Oh you and your well-tended garden. The flowers that bloom and fade and bloom again, perennials and annuals though you can never remember which is which, the giant tulip bulbs you unearth in the winter and push back under the willing dirt in the spring, don't you know that it's rude to keep your tulips waiting when they're in the mood. Ahem. The bushes laden with sweet berries that you kneel beside, plunging your hands in over and over until your arms are stained with blood from the thorns and berry juice from your over-eager fingers. The sweet soft grass you can lie back on, nap in a sunbeam. Mysteries of ivy and your trellised longing, roses with unusual names and the richest scent, you cut them down in bunches and fill the house with their inverted death. And in the winter, even in the darkest month, the hum underground while the snow covers every surface into anonymity. Gardens are like this, they burst forth and fade in sequence and you love this flow, the pull. 

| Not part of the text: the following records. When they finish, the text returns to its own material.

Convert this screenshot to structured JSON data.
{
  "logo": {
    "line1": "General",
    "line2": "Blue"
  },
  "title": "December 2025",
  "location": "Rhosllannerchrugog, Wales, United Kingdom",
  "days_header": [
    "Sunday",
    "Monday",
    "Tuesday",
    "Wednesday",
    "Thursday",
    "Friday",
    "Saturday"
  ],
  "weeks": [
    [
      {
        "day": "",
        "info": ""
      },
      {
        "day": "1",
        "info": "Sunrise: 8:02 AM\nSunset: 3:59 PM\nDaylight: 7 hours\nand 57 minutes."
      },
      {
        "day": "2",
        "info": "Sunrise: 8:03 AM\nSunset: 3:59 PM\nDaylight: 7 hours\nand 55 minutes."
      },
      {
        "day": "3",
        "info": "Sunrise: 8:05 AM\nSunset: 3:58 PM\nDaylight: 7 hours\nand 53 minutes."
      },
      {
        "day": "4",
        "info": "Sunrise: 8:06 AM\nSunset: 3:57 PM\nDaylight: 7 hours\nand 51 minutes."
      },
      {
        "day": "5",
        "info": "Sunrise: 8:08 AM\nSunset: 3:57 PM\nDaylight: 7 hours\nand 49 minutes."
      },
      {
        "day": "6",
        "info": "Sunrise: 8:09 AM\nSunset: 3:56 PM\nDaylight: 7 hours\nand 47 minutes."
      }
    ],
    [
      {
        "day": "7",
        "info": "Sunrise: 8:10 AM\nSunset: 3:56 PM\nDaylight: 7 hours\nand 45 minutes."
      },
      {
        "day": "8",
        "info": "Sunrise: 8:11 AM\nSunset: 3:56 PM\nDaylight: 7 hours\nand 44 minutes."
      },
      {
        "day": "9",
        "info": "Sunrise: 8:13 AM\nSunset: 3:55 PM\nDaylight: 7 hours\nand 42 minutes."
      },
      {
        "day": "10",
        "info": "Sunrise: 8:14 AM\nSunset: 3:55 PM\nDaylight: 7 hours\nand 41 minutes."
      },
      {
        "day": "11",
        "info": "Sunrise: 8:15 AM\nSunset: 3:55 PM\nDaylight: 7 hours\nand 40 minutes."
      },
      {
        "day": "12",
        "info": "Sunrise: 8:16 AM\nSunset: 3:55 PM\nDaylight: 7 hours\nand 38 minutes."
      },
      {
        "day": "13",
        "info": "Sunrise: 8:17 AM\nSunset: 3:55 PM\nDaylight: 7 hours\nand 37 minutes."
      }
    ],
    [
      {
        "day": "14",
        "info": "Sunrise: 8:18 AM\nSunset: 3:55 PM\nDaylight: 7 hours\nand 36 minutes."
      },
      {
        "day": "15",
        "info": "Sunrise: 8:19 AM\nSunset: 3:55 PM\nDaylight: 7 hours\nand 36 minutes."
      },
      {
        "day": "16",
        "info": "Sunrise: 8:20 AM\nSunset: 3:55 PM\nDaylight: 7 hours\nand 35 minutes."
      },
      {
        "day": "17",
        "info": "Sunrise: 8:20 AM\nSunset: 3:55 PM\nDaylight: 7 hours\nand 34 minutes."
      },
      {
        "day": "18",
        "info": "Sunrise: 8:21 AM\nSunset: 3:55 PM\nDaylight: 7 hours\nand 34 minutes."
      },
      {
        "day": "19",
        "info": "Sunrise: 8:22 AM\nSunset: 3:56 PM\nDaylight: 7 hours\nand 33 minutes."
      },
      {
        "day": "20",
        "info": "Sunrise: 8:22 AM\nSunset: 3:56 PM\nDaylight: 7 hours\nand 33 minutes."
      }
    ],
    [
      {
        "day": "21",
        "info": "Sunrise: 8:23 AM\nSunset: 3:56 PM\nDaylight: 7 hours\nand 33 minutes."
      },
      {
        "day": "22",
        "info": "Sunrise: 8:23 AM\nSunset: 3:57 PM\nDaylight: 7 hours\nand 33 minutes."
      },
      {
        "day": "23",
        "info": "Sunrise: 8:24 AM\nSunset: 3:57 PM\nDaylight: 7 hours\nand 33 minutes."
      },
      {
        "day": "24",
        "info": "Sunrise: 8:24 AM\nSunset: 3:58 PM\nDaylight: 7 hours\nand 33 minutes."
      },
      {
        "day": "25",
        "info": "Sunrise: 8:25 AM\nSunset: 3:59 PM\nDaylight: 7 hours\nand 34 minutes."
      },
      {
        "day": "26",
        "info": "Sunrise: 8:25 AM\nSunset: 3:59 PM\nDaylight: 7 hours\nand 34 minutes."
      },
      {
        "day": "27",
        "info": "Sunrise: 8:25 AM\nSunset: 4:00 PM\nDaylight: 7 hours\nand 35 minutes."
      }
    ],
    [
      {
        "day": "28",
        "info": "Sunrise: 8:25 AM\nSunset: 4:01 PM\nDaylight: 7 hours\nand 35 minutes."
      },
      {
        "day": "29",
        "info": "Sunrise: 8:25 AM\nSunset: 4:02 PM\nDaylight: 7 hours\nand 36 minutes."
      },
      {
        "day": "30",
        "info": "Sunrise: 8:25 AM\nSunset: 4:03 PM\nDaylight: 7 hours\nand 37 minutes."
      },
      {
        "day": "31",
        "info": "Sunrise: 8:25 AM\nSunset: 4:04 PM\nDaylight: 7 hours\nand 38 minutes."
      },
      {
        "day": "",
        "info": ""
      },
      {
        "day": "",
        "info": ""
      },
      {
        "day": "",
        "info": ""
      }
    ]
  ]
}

In the corner there is a deep hole, the one place where you plant nothing and nothing grows. At some point you had plans even for this space, a tree that would provide blossoms in the spring, fruit and shade in the summer, a place for a child to climb, the stark beauty of snow on bare branches, the one thing in the garden that would never disappear. You dug the ground carefully, dirt caked in your broken nails, worms rolling away from your fingers. The first tree you planted too deep and narrow, and the roots never spread, you dug it up and planted it again but it was too late already. The next tree, too, though the reasons were unclear, you did everything right and it wasn't enough and when you had to pull it out the root system ripped through the rest of the garden to such an extent you thought it might never recover. And another tree, and another. You rolled a rock into the space and gave up on the idea of trees, and the rock was a good place to sit and read a book, rest your back against it in the summer and feel the heat radiate from it. Over winters, though, the rock cracked and eventually even that had to be removed as a hazard. 
 
And so now you have the hole again, waiting for you to step in and twist your ankle, you hear the emptiness of it calling to you across the garden. What to do. The soil has been so salted with your tears that nothing can grow there, you know this, and even thinking about trying to find another rock makes you almost sleepy. You pile some smaller broken rocks around it, pottery shards, high enough to protect you from falling in, a little wall of warning, and turn your back on it to look at the parts of the garden you love. It's unfortunate but then every garden has a fallow area, so.